Dr. Jahn – what do you think of the claims made by some people that using Chinese herbs is the key to vocal health?
Greg, a healthy voice can only come from a healthy body (and a healthy mind). This is a fact that is beyond conjecture and, to those who pause to think about it, it is simply self evident.
The replacement of a harmful diet, one that is low in nutrients, antioxidants and roughage with a healthy one is the first order of the day. The healthiest diet is a vegetarian or vegan diet, full of dark leafy greens, fresh fruit and complex carbs, a diet which avoids animal fats (often full of organically dissolved heavy metals and other toxins) and animal protein in general.
Traditional Chinese Medications
Regarding Chinese herbs, this is a complex and somewhat murky area in my opinion. Dietetics in Traditional Chinese Medicine is an important method of health maintenance – the Chinese treat food as medicine, and use specific foods to treat specific conditions.
The problem, however, comes when origin, contents and processing of herbal medications is not known.

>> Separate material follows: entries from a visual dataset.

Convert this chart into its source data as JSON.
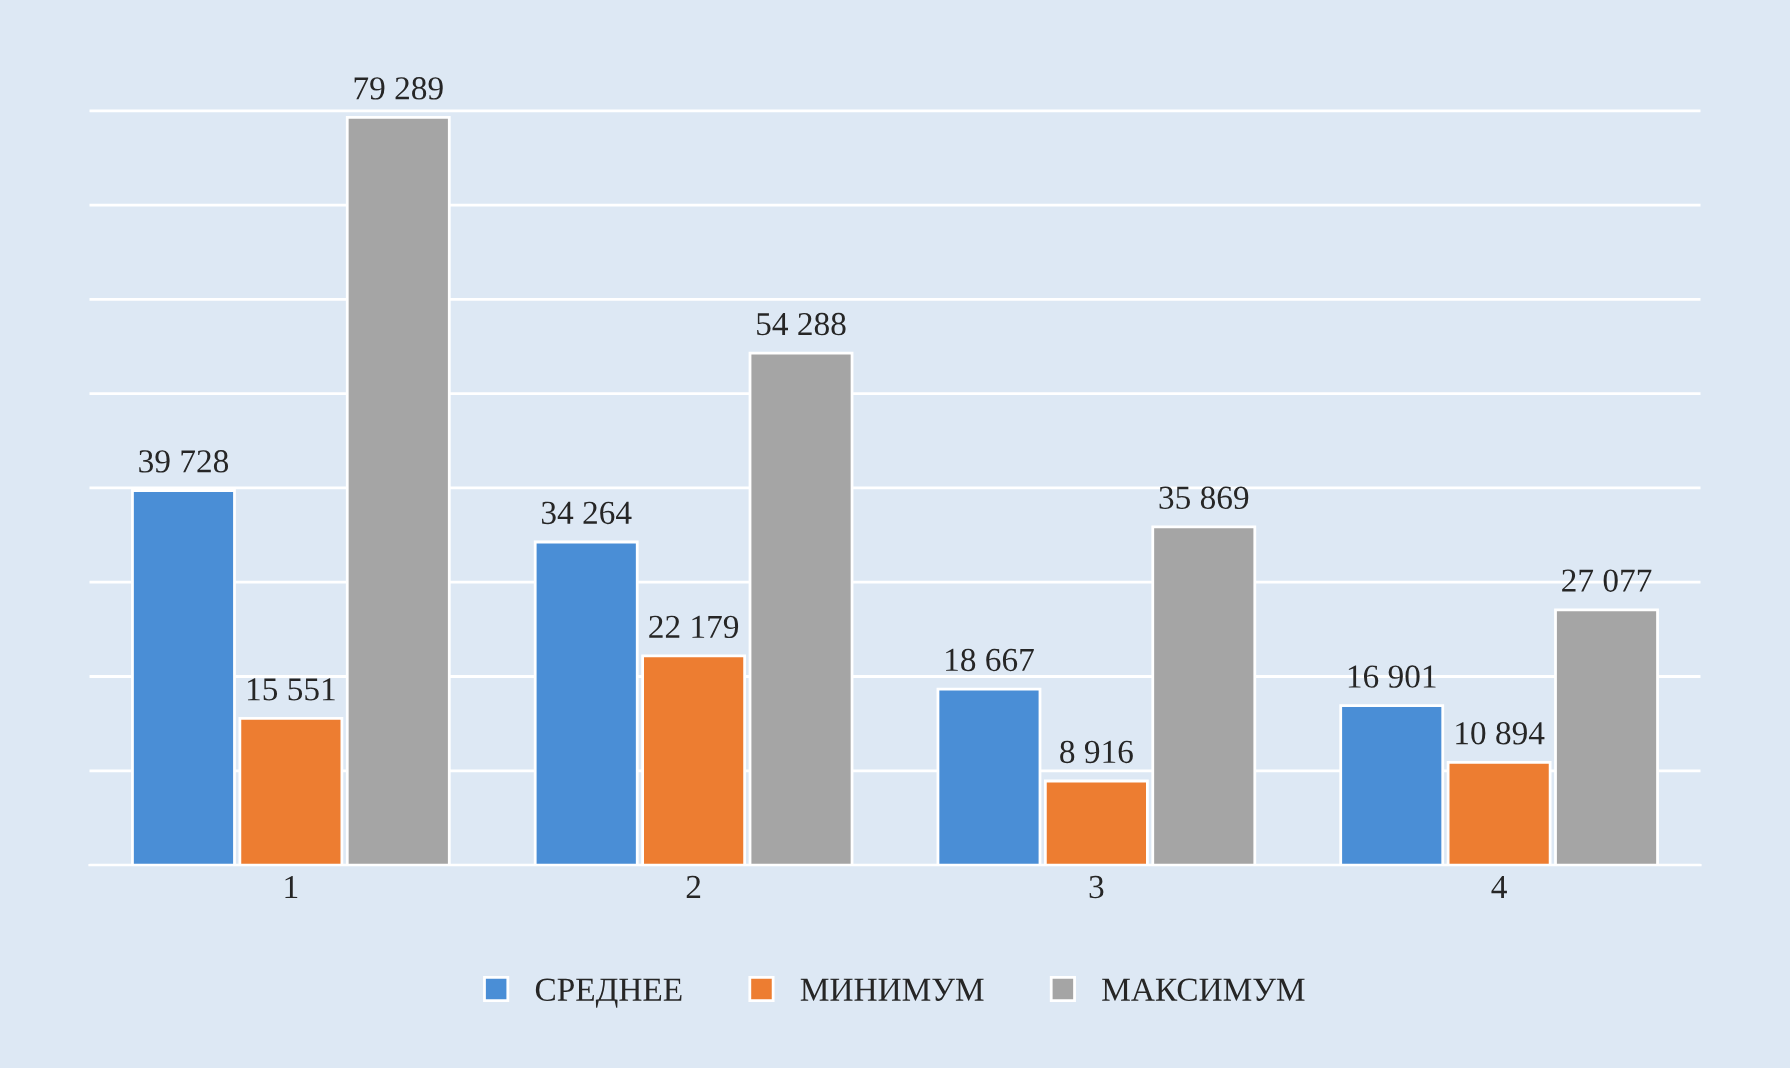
{
  "chart_data": {
    "type": "bar",
    "categories": [
      "1",
      "2",
      "3",
      "4"
    ],
    "series": [
      {
        "name": "СРЕДНЕЕ",
        "color": "#4a8ed6",
        "values": [
          39728,
          34264,
          18667,
          16901
        ],
        "value_labels": [
          "39 728",
          "34 264",
          "18 667",
          "16 901"
        ]
      },
      {
        "name": "МИНИМУМ",
        "color": "#ed7d31",
        "values": [
          15551,
          22179,
          8916,
          10894
        ],
        "value_labels": [
          "15 551",
          "22 179",
          "8 916",
          "10 894"
        ]
      },
      {
        "name": "МАКСИМУМ",
        "color": "#a5a5a5",
        "values": [
          79289,
          54288,
          35869,
          27077
        ],
        "value_labels": [
          "79 289",
          "54 288",
          "35 869",
          "27 077"
        ]
      }
    ],
    "grid": "y",
    "legend": "bottom",
    "tick_labels": "x"
  }
}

The Chinese have been known to use plants which are contaminated, and have even secretly added Western type medications to herbal compounds to make them more effective. So, Chinese herbs that lower cholesterol have may have been adulterated with statin type drugs. I am therefore uncomfortable with a flat-out assertion that Chinese herbs can fix the voice.
Vocal production is complex, with many physical and psychological aspects – things can go wrong for many reasons, including the singer’s intrinsic constitution, the vocal task, the environment, and others. Adding the Western tendency to think that, if a little bit is good, a lot is better, and you have a potential problem. For example, a number of Chinese foods (such as tree ear mushroom) thin the blood – good if you want to avoid a blood clot, less good if you are concerned about potential vocal fold hemorrhage.
For most vocal problems, there is no single cause and no single method of treatment. Any treatment needs also to be monitored to obtain optimal results without side effects or unintended injury.
-Anthony F. Jahn, MD, FACS, FRCS(C)
This discussion is for general information and not to be construed as specific medical advice that you should obtain from your own physician.
Dr. Jahn is an internationally renowned otolaryngologist based in Manhattan with a sub-specialty interest in the professional voice. His practice includes classical and popular singers. He holds academic appointments at Mount Sinai School of Medicine and Westminster Choir College in Princeton. He is Medical Director at Jazz at Lincoln Center, and former Director of Medical Services at the Metropolitan Opera in New York. Dr. Jahn has published several books for vocalists, including “Vocal Heath for Singers” (Singdaptive) and “The Singer’s Guide to Complete Health” (Oxford University Press).